The United Nations (UN) is the meeting place for almost all of the world’s nation states - there are only four independent states which aren’t in the UN (Taiwan, Kosovo, Vatican City, Palestine).¹ It’s basically a forum for countries to talk, make decisions and take action on how to deal with global issues like war, climate change and world poverty.²
The United Nations was founded in 1945, essentially to maintain international peace and make sure we’d never fight another world war again. Since then, it’s expanded into a huge international organisation which sets the agenda on a whole range of issues from poverty (United Nations Development Programme) to trade (United Nations Conference on Trade and Development) to health (World Health Organisation).³
One of the most well-known things the UN did was set the Millennium Development Goals, a list of goals for the global economy to achieve within fifteen years. The most ambitious one – cutting poverty in half by 2015 – was achieved, according to the their reports.

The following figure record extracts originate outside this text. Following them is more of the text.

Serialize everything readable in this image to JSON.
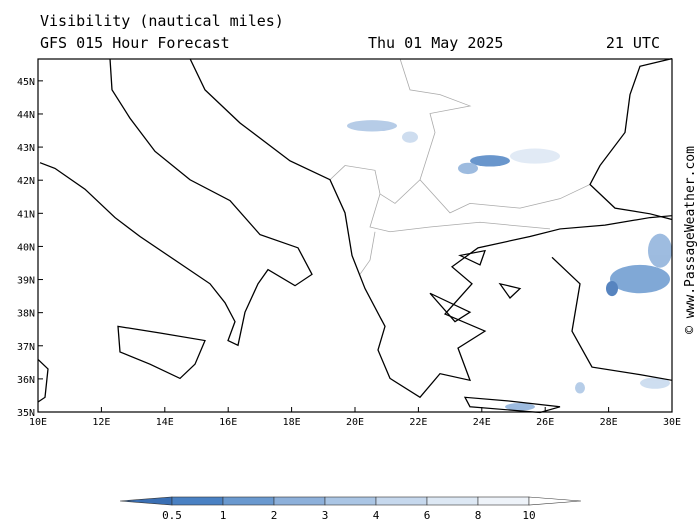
{
  "header": {
    "title": "Visibility (nautical miles)",
    "subtitle": "GFS 015 Hour Forecast",
    "date": "Thu 01 May 2025",
    "time": "21 UTC"
  },
  "map": {
    "lon_range": [
      10,
      30
    ],
    "lat_range": [
      35,
      45.66
    ],
    "lon_ticks": [
      {
        "value": 10,
        "label": "10E"
      },
      {
        "value": 12,
        "label": "12E"
      },
      {
        "value": 14,
        "label": "14E"
      },
      {
        "value": 16,
        "label": "16E"
      },
      {
        "value": 18,
        "label": "18E"
      },
      {
        "value": 20,
        "label": "20E"
      },
      {
        "value": 22,
        "label": "22E"
      },
      {
        "value": 24,
        "label": "24E"
      },
      {
        "value": 26,
        "label": "26E"
      },
      {
        "value": 28,
        "label": "28E"
      },
      {
        "value": 30,
        "label": "30E"
      }
    ],
    "lat_ticks": [
      {
        "value": 35,
        "label": "35N"
      },
      {
        "value": 36,
        "label": "36N"
      },
      {
        "value": 37,
        "label": "37N"
      },
      {
        "value": 38,
        "label": "38N"
      },
      {
        "value": 39,
        "label": "39N"
      },
      {
        "value": 40,
        "label": "40N"
      },
      {
        "value": 41,
        "label": "41N"
      },
      {
        "value": 42,
        "label": "42N"
      },
      {
        "value": 43,
        "label": "43N"
      },
      {
        "value": 44,
        "label": "44N"
      },
      {
        "value": 45,
        "label": "45N"
      }
    ]
  },
  "colorbar": {
    "levels": [
      0.5,
      1,
      2,
      3,
      4,
      6,
      8,
      10
    ],
    "colors": [
      "#3a6fb4",
      "#4a81c3",
      "#6a99cf",
      "#8db0da",
      "#aac5e4",
      "#c6d8ed",
      "#dde8f4",
      "#eef3f9",
      "#ffffff"
    ]
  },
  "watermark": "© www.PassageWeather.com"
}
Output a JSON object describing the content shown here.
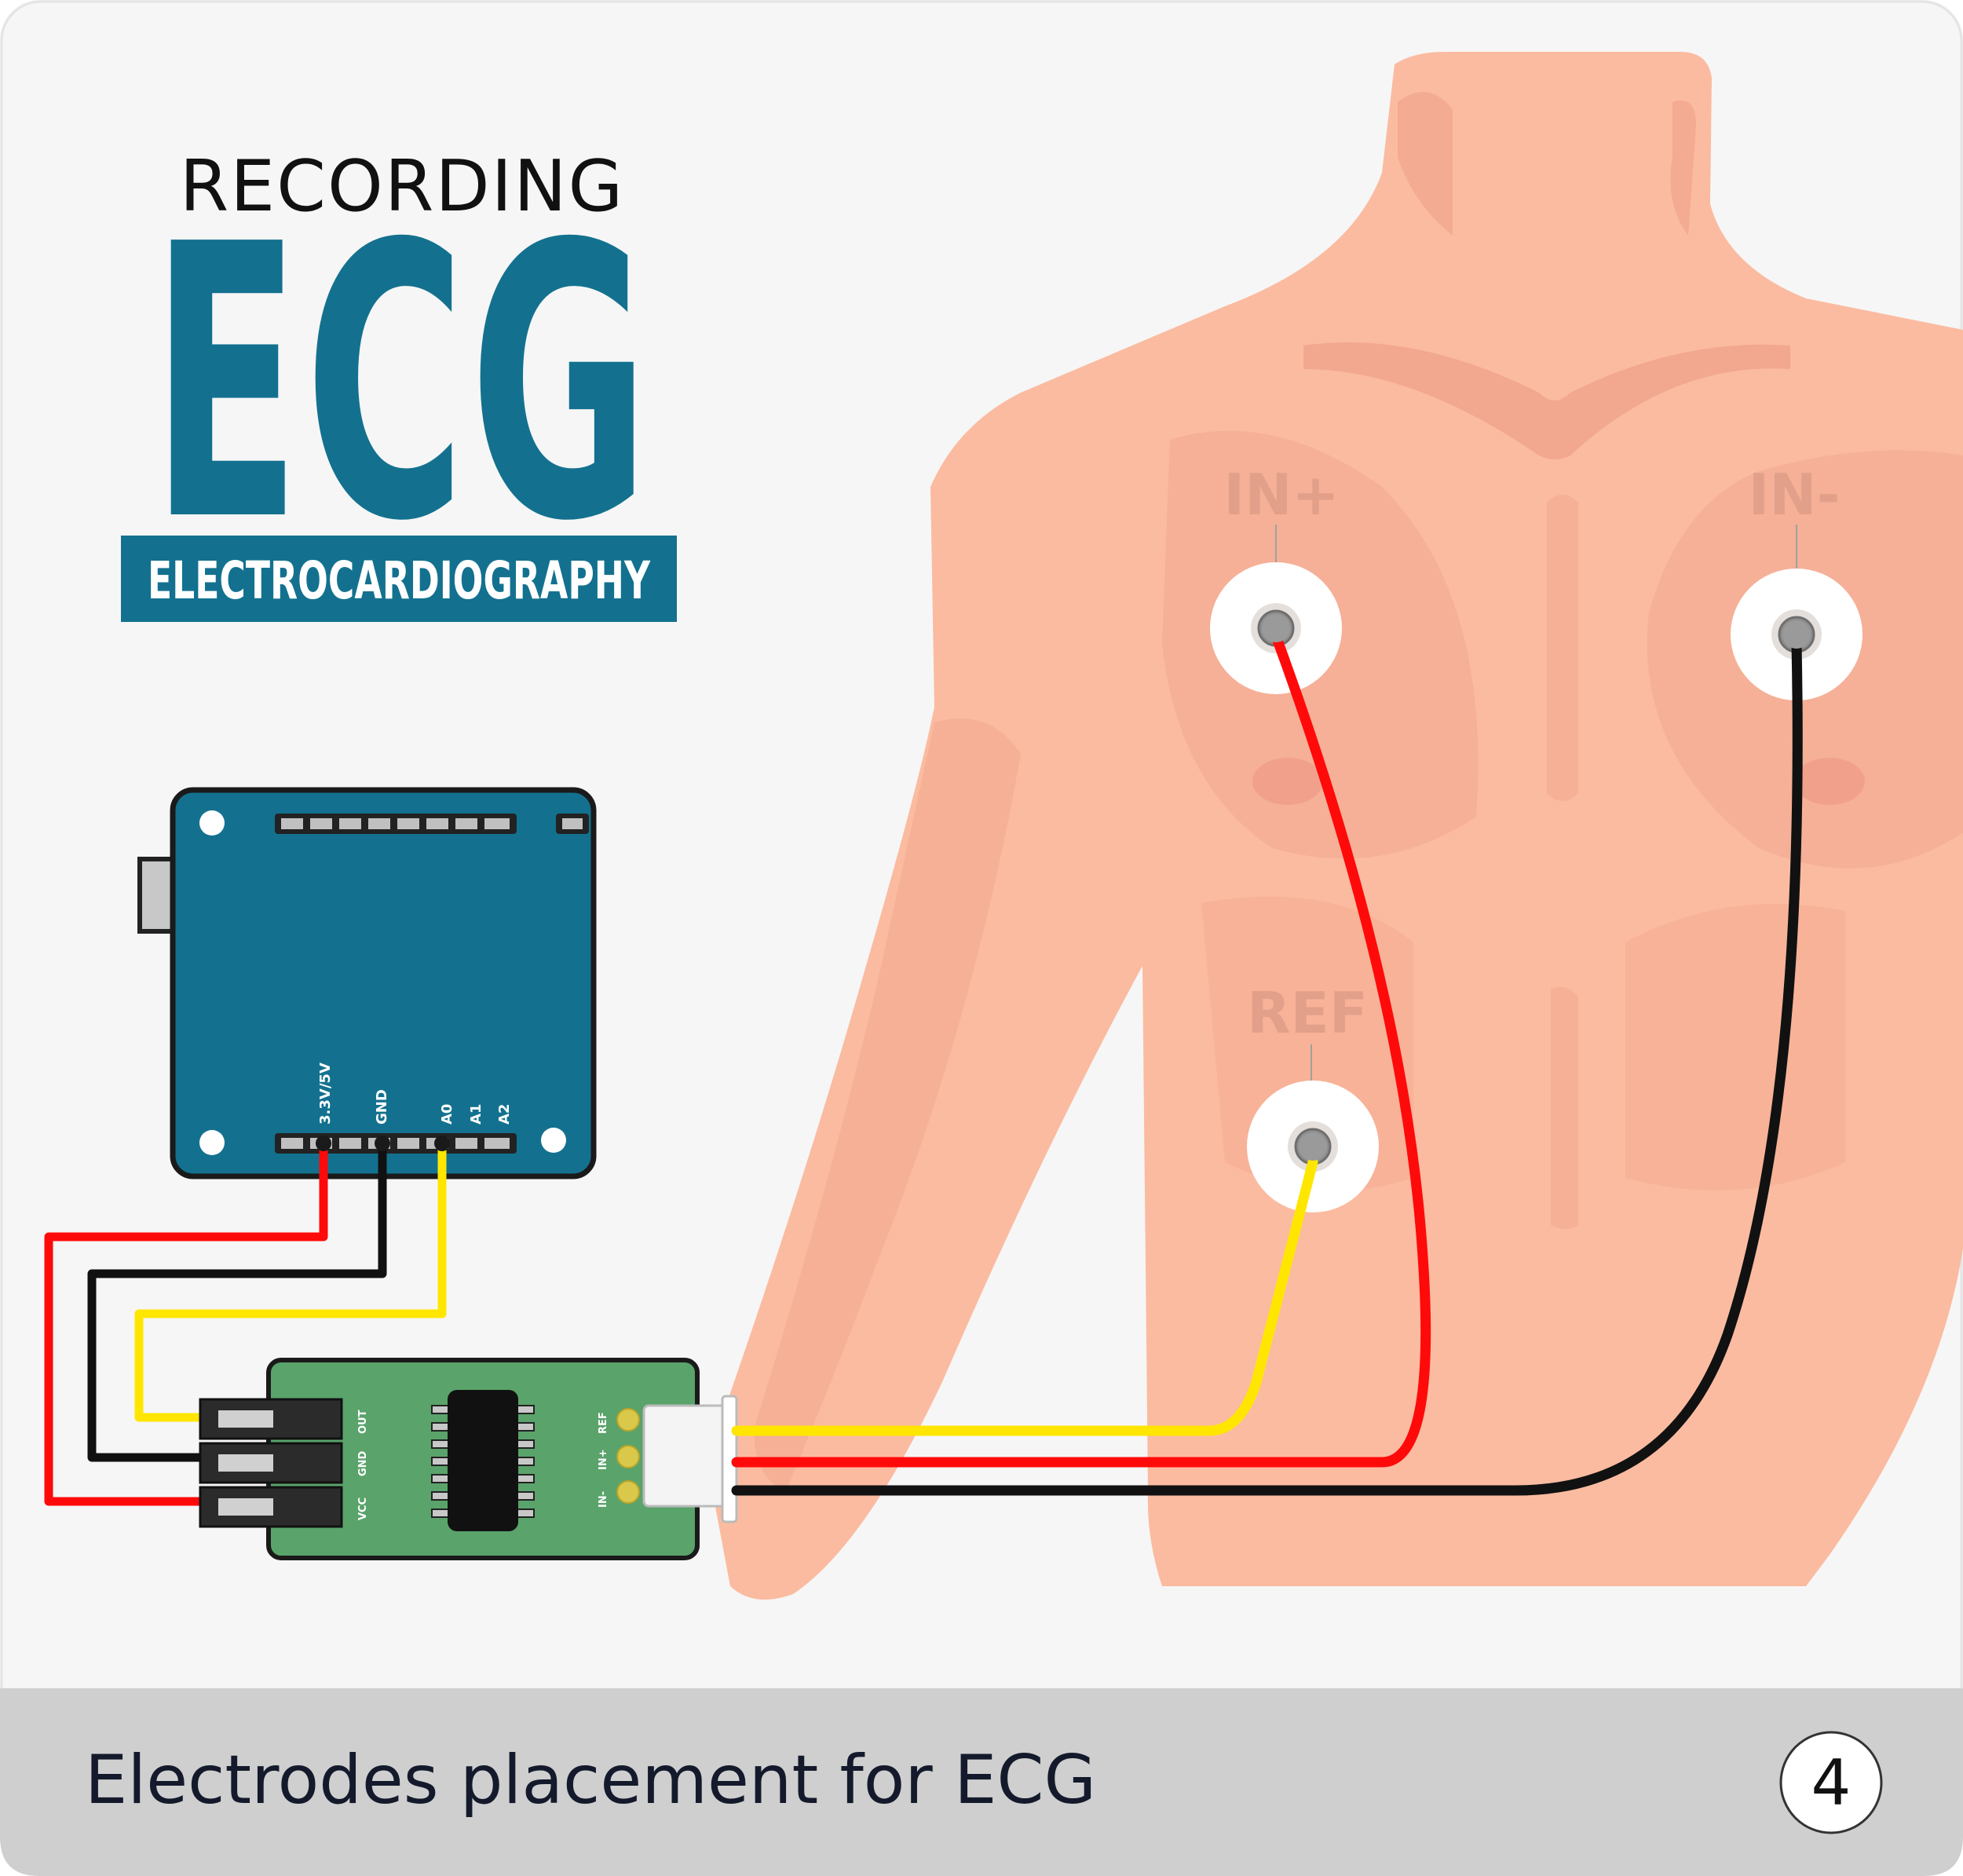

Another huge undertaking by the UN is the Universal Declaration of Human Rights - a list of thirty rights and freedoms that everybody in the world is entitled to, no matter who they are.⁴ A lot of economic ideas play into these rights: the right to economic security in terms of housing, food, water, and sanitation, for example, and the right to freely choose your employment and have protection against unemployment.⁵
In one sense, the UN has succeeded – we haven’t had another world war since it was created. But a lot of people criticise the organisation as inept, unequal and wasteful. Decision-making power within the UN is unequally distributed, particularly in its most powerful body, the Security Council, who make decisions on when it is right and legal to go to war. Only 5 countries permanently sit on the Council; the United States, the United Kingdom, France, Russia and China (the biggest victors of World War II in 1945.) These countries have a veto power, which means they can stop any vote, even if it has the support of the wider international community. For example, over the last 20 years, out of a total of 24 vetoes, 15 have been used by the USA to protect Israel.⁶
Managing 193 countries’ relationships is inevitably a bureaucratic task – another big criticism of the UN is that it’s too bureaucratic to be effective. It’s cost global governments almost half a trillion dollars already, and is currently spending $40 billion dollars a year.⁷ Some question whether this represents money well-spent.